A root. She could practically hear him thinking how much he’d rather be digging by the river.
“Have you found something?” Lord Nigel called.
Lily waved a dismissive hand. “Carry on,” she said to the footmen. They did, all three in a line and all of them more miserably hot than she was.
“Walter,” said the man at the far end of the trench. “Give me the smaller shovel?”
The implement was duly handed over and Walter tossed the larger one onto the lip of the trench. Lily considered walking to the awning. The shade would feel delicious.
“Oi!” Walter waved one arm over his head. “Oi there, miss!”
She arrived at that end of the trench in time to see the other footman drop to his knees and reach into the hole. “Have you reached the foundation?”

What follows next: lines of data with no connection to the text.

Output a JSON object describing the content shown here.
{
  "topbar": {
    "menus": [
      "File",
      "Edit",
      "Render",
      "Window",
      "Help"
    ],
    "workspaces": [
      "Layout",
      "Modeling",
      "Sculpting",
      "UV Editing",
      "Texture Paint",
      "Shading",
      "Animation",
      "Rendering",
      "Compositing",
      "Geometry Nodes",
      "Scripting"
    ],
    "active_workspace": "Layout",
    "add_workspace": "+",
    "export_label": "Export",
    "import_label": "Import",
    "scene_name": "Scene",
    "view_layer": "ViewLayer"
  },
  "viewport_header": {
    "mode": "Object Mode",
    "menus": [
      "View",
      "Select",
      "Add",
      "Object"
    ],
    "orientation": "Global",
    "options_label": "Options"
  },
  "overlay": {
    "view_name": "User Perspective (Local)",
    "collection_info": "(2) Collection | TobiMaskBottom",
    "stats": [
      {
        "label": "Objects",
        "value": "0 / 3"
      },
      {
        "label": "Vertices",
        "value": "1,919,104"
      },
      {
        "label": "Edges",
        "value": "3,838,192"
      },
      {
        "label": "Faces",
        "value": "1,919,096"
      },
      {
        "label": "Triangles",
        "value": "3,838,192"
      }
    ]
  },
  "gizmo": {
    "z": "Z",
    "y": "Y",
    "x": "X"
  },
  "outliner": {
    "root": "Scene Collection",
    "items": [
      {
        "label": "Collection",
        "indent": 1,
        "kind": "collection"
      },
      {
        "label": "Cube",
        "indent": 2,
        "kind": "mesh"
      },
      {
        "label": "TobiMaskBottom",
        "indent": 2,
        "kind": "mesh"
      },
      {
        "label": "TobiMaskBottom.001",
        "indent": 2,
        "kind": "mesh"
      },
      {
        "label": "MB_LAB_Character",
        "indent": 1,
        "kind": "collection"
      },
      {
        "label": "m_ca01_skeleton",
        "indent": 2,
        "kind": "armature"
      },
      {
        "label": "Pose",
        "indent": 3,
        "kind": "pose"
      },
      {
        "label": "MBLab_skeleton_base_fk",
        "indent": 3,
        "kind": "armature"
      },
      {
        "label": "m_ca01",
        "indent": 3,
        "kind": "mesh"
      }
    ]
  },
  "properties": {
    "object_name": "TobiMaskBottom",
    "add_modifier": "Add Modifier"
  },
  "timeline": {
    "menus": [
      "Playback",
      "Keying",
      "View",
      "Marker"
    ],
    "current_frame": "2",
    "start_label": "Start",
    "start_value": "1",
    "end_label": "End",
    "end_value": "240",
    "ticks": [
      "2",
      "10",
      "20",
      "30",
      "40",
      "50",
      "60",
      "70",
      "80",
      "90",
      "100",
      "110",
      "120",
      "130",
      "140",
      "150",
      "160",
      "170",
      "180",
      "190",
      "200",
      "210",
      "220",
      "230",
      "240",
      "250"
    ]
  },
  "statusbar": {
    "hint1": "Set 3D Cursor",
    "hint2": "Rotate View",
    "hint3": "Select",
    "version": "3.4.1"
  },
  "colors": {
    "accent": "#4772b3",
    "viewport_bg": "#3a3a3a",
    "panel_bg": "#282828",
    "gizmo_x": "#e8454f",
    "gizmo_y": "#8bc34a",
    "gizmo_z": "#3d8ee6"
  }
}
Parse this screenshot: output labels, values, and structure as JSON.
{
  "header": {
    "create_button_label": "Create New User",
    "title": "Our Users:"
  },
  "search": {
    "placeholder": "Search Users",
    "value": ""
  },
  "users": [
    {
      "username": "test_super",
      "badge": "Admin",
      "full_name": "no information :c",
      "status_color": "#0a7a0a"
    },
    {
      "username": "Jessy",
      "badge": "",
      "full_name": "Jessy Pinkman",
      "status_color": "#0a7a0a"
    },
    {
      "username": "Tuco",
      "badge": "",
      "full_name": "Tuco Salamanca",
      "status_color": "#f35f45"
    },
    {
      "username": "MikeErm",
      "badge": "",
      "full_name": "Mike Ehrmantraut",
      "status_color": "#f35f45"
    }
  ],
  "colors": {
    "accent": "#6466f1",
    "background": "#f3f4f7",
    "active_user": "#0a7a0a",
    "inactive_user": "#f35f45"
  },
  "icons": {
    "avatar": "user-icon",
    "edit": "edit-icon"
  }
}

When his hand came out, by some trick of the sun, his fingers glittered with gold.
Chapter Twenty-one
MOUNTJOY ACCOMPANIED EUGENIA AND NIGEL TO see what was causing the fuss, but hung back when they reached the edge of the trench. The scene was eerily familiar. All three of the footmen had taken off their coats and hats and rolled up their sleeves. As in his dream, one stood at the rim of the trench, leaning on his shovel and staring down into the trench they’d dug. The other two stood in the excavated area. Lily, on the other side of the excavation, stared at something in the trench. Her parasol was closed and on the ground at her feet, exactly as he’d dreamed.
He’d known for days about the treasure hunting project and that it would involve digging. Therefore, his dreams about this weren’t so unusual. Women commonly had parasols outside. The details of Lily and her treasure hunting were hardly earth-shattering, and yet, the hair on his arms prickled.
The servant nearest to Lily held out a bit of twisted, dirt-encrusted metal. The piece wasn’t much larger than his palm but he’d scraped off enough dirt to expose the unmistakable gleam of gold. There appeared to be flashes of red, too. The man grinned as if he’d just been handed a fortune of his own.
Mindful of Lily’s accusation that the field had been seeded with treasure, Mountjoy looked at Nigel, but his brother looked as shocked as everyone else. If this was whatever Nigel had buried here himself, which he suspected his brother had done, Nigel was a better actor than Mountjoy thought.
He walked to the lip of the trench and peered down. A jumble of objects, all of them covered and encrusted with dirt to the point where he could not form the shapes into anything recognizable, lay at the bottom. Most appeared to be quite small. He didn’t see anything that looked like pots or glassware or the sorts of jars that turned up in areas where the Romans had established forts or cities. Another of the footmen crouched in the trench, bringing out what looked at first glance like more dirt-covered rubbish.
Every so often, gold glittered from beneath the dirt, and some of the bits of metal that could be glimpsed were obviously of exquisite workmanship. If whatever these things were had once been contained in something, that material had long a
go rotted away. He looked at his brother again. Was Nigel responsible for the find? If so, he’d gone to a great deal of trouble by burying them so bloody deep and making the items look as if they genuinely had been underground for seven or eight hundred years. He frowned because he didn’t see how or why or where anyone could have acquired unidentifiable items in order to perpetrate a fraud. It made no sense. Yet.
On the opposite side of the trench, Lily knelt and tucked her outer coat underneath her knees. It was too warm a day for a coat, he thought. She moved her parasol out of her way and used one hand to brace herself so she could reach down with the other. They’d dug down three feet in some places. The man nearest her in the trench extended a hand to steady her before he placed a dirty lump on her palm.